No matter what, once they're on the floor or in bed, I want to turn them to their left side. That's going to be very important. Make sure that any secretions are coming out of their mouth and not-- that they're not choking on their secretions.
I also want to loosen restrictive clothing. Maybe they're wearing a suit and tie. I want to loosen that tie, unbutton those buttons so that as they seize, they're not straining against something that's putting pressure on their airway.
When your patient is seizing, you want to protect them from harm. That's the number one priority there, is to protect them from harm.
So what does this mean? It means that if there is something in the way, I'm going to move the thing out of the way.
If my patient is seizing on the floor, and they're right next to a chair, I'm going to move the chair so that they don't hit their heads.
The other thing that is really, really, really important to understand about seizures is that previously, you might have heard of some guidance to restrain a patient or put something in their mouths.
This is why we talk about evidence-based practice. That used to be what we did, but it is not anymore because the evidence says you should never restrain a patient who is having a seizure because they hurt themselves by pushing against the restriction.
And also, you don't want to put anything in their mouths. You could injure them. You could get bitten. They could choke. So we don't put anything in the patient's mouth.
Not their belt, not their wallet, not a tongue blade, nothing, and especially not your hands, please.
You also want to make sure that you note when the seizure started and stopped. All of that is very important to know because that's going to factor into what kind of seizure it is.
After a seizure, your patient is going to be in something called the postictal phase, and during this phase, they may be really disoriented. They might be confused, upset, combative, even.
So you're just going to try and reorient your patient as much as you can, keep them calm and reassure them, and then you're also going to want to record their vital signs and perform a brief neurological exam.
So all of those things are just so desperately important for a Fundamentals student to understand, "What's my role as the nurse when I care for a patient?" If you stay to the at the end of this video, I'm going to tell you a little bit about the time that I had a seizure.
Okay, so that is it for bed baths, bed making, oral and denture care, and seizure precautions.
I hope this review was helpful. If it was, please like this video, and if you have anything to add or a great way to remember something, I want to hear it, so please comment below.
And the next video I bring to you is going to be talking about pains, different types of pain, and how we treat it. So be sure you subscribe because you don't want to miss that.

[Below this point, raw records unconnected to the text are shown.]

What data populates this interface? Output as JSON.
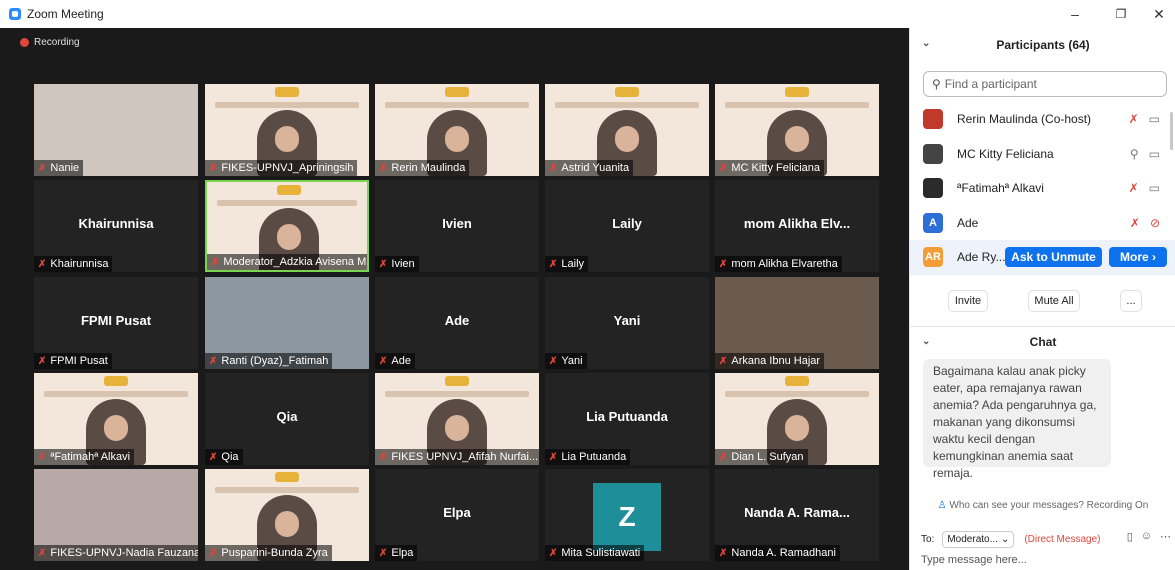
{
  "window": {
    "title": "Zoom Meeting",
    "minimize": "–",
    "restore": "❐",
    "close": "✕"
  },
  "recording": "Recording",
  "tiles": [
    {
      "name": "Nanie",
      "center": "",
      "kind": "cam",
      "bg": "#cfc6c0"
    },
    {
      "name": "FIKES-UPNVJ_Apriningsih",
      "center": "",
      "kind": "slide"
    },
    {
      "name": "Rerin Maulinda",
      "center": "",
      "kind": "slide"
    },
    {
      "name": "Astrid Yuanita",
      "center": "",
      "kind": "slide"
    },
    {
      "name": "MC Kitty Feliciana",
      "center": "",
      "kind": "slide"
    },
    {
      "name": "Khairunnisa",
      "center": "Khairunnisa",
      "kind": "name"
    },
    {
      "name": "Moderator_Adzkia Avisena M...",
      "center": "",
      "kind": "slide",
      "active": true
    },
    {
      "name": "Ivien",
      "center": "Ivien",
      "kind": "name"
    },
    {
      "name": "Laily",
      "center": "Laily",
      "kind": "name"
    },
    {
      "name": "mom Alikha Elvaretha",
      "center": "mom Alikha Elv...",
      "kind": "name"
    },
    {
      "name": "FPMI Pusat",
      "center": "FPMI Pusat",
      "kind": "name"
    },
    {
      "name": "Ranti (Dyaz)_Fatimah",
      "center": "",
      "kind": "cam",
      "bg": "#8d97a0"
    },
    {
      "name": "Ade",
      "center": "Ade",
      "kind": "name"
    },
    {
      "name": "Yani",
      "center": "Yani",
      "kind": "name"
    },
    {
      "name": "Arkana Ibnu Hajar",
      "center": "",
      "kind": "cam",
      "bg": "#6b5a4e"
    },
    {
      "name": "ªFatimahª Alkavi",
      "center": "",
      "kind": "slide"
    },
    {
      "name": "Qia",
      "center": "Qia",
      "kind": "name"
    },
    {
      "name": "FIKES UPNVJ_Afifah Nurfai...",
      "center": "",
      "kind": "slide"
    },
    {
      "name": "Lia Putuanda",
      "center": "Lia Putuanda",
      "kind": "name"
    },
    {
      "name": "Dian L. Sufyan",
      "center": "",
      "kind": "slide"
    },
    {
      "name": "FIKES-UPNVJ-Nadia Fauzana",
      "center": "",
      "kind": "cam",
      "bg": "#b9a9a6"
    },
    {
      "name": "Pusparini-Bunda Zyra",
      "center": "",
      "kind": "slide"
    },
    {
      "name": "Elpa",
      "center": "Elpa",
      "kind": "name"
    },
    {
      "name": "Mita Sulistiawati",
      "center": "",
      "kind": "avatar",
      "letter": "Z"
    },
    {
      "name": "Nanda A. Ramadhani",
      "center": "Nanda A. Rama...",
      "kind": "name"
    }
  ],
  "panel": {
    "participants_title": "Participants (64)",
    "search_placeholder": "Find a participant",
    "participants": [
      {
        "name": "Rerin Maulinda (Co-host)",
        "avatar": "",
        "color": "#c0392b",
        "mic": "off",
        "cam": "on"
      },
      {
        "name": "MC Kitty Feliciana",
        "avatar": "",
        "color": "#444444",
        "mic": "on",
        "cam": "on"
      },
      {
        "name": "ªFatimahª Alkavi",
        "avatar": "",
        "color": "#2b2b2b",
        "mic": "off",
        "cam": "on"
      },
      {
        "name": "Ade",
        "avatar": "A",
        "color": "#2d6fd6",
        "mic": "off",
        "cam": "off"
      },
      {
        "name": "Ade Ry...",
        "avatar": "AR",
        "color": "#f29d38",
        "mic": "",
        "cam": ""
      }
    ],
    "ask_to_unmute": "Ask to Unmute",
    "more": "More ›",
    "invite": "Invite",
    "mute_all": "Mute All",
    "ellipsis": "...",
    "chat_title": "Chat",
    "chat_message": "Bagaimana kalau anak picky eater, apa remajanya rawan anemia? Ada pengaruhnya ga, makanan yang dikonsumsi waktu kecil dengan kemungkinan anemia saat remaja.",
    "privacy": "Who can see your messages? Recording On",
    "to_label": "To:",
    "to_value": "Moderato...",
    "direct": "(Direct Message)",
    "input_placeholder": "Type message here..."
  }
}
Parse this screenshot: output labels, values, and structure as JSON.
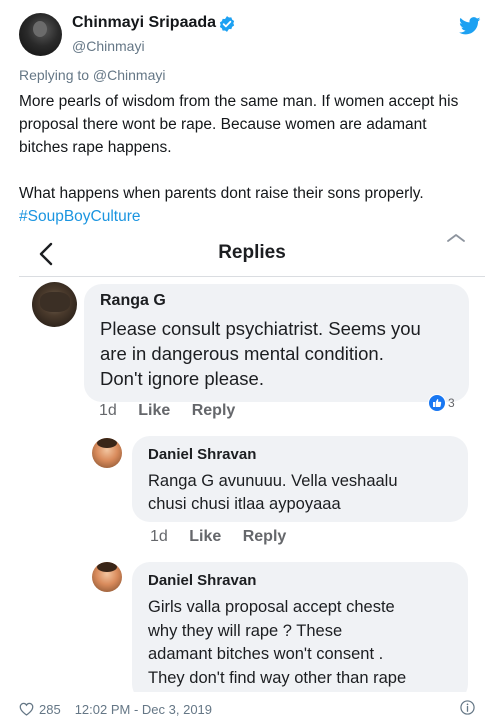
{
  "header": {
    "display_name": "Chinmayi Sripaada",
    "handle": "@Chinmayi",
    "verified_icon": "verified-badge-icon",
    "logo_icon": "twitter-bird-icon"
  },
  "tweet": {
    "replying_to": "Replying to @Chinmayi",
    "text_lines": [
      "More pearls of wisdom from the same man. If women accept his",
      "proposal there wont be rape. Because women are adamant",
      "bitches rape happens.",
      "What happens when parents dont raise their sons properly."
    ],
    "hashtag": "#SoupBoyCulture"
  },
  "embedded": {
    "title": "Replies",
    "comments": [
      {
        "author": "Ranga G",
        "lines": [
          "Please consult psychiatrist. Seems you",
          "are in dangerous mental condition.",
          "Don't ignore please."
        ],
        "time": "1d",
        "like_label": "Like",
        "reply_label": "Reply",
        "reactions": "3"
      },
      {
        "author": "Daniel Shravan",
        "lines": [
          "Ranga G avunuuu. Vella veshaalu",
          "chusi chusi itlaa aypoyaaa"
        ],
        "time": "1d",
        "like_label": "Like",
        "reply_label": "Reply"
      },
      {
        "author": "Daniel Shravan",
        "lines": [
          "Girls valla proposal accept cheste",
          "why they will rape ? These",
          "adamant bitches won't consent .",
          "They don't find way other than rape"
        ]
      }
    ]
  },
  "footer": {
    "likes": "285",
    "timestamp": "12:02 PM - Dec 3, 2019"
  },
  "colors": {
    "link": "#1b95e0",
    "verified": "#1da1f2",
    "bubble": "#f0f2f5",
    "fb_blue": "#1877f2"
  }
}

You'll be the first to know. Thanks so much, and happy studying.
Okay, so the first time I had a seizure, I had just gotten to my friend's house. I was going to watch a movie with her and her mom. I picked up McDonald's.
I went to her house, and we started watching the movie. And the next thing I know, I'm waking up on the couch looking up, and my best friend and her mom are staring down at me, and I'm covered in french fries because I was holding the french fries when I started to seize, and so I shook them all over the place.
And my best friend and her mom said, "Hey, Meris, you just had a seizure. Are you okay? Can you hear me? We've called 911. They're on their way."
And I, being postictal and coming out of it very confused and disorientated, and I said, "I didn't have a seizure. I just fell asleep during the movie."
And they were like, "No, you had a seizure." And I called my mom and started crying and said, "They're making me go to the hospital by ambulance. I'm sorry. I don't know how we're going to pay for it."
And my mom said, "Honey, don't worry about it. We'll figure it out. Please go to the hospital."
But the point being, in that postictal phase, your patients may be really out of it and maybe acting in a way that is not their normal self. So just be kind and calm and compassionate because they are very scared and confused. I promise you.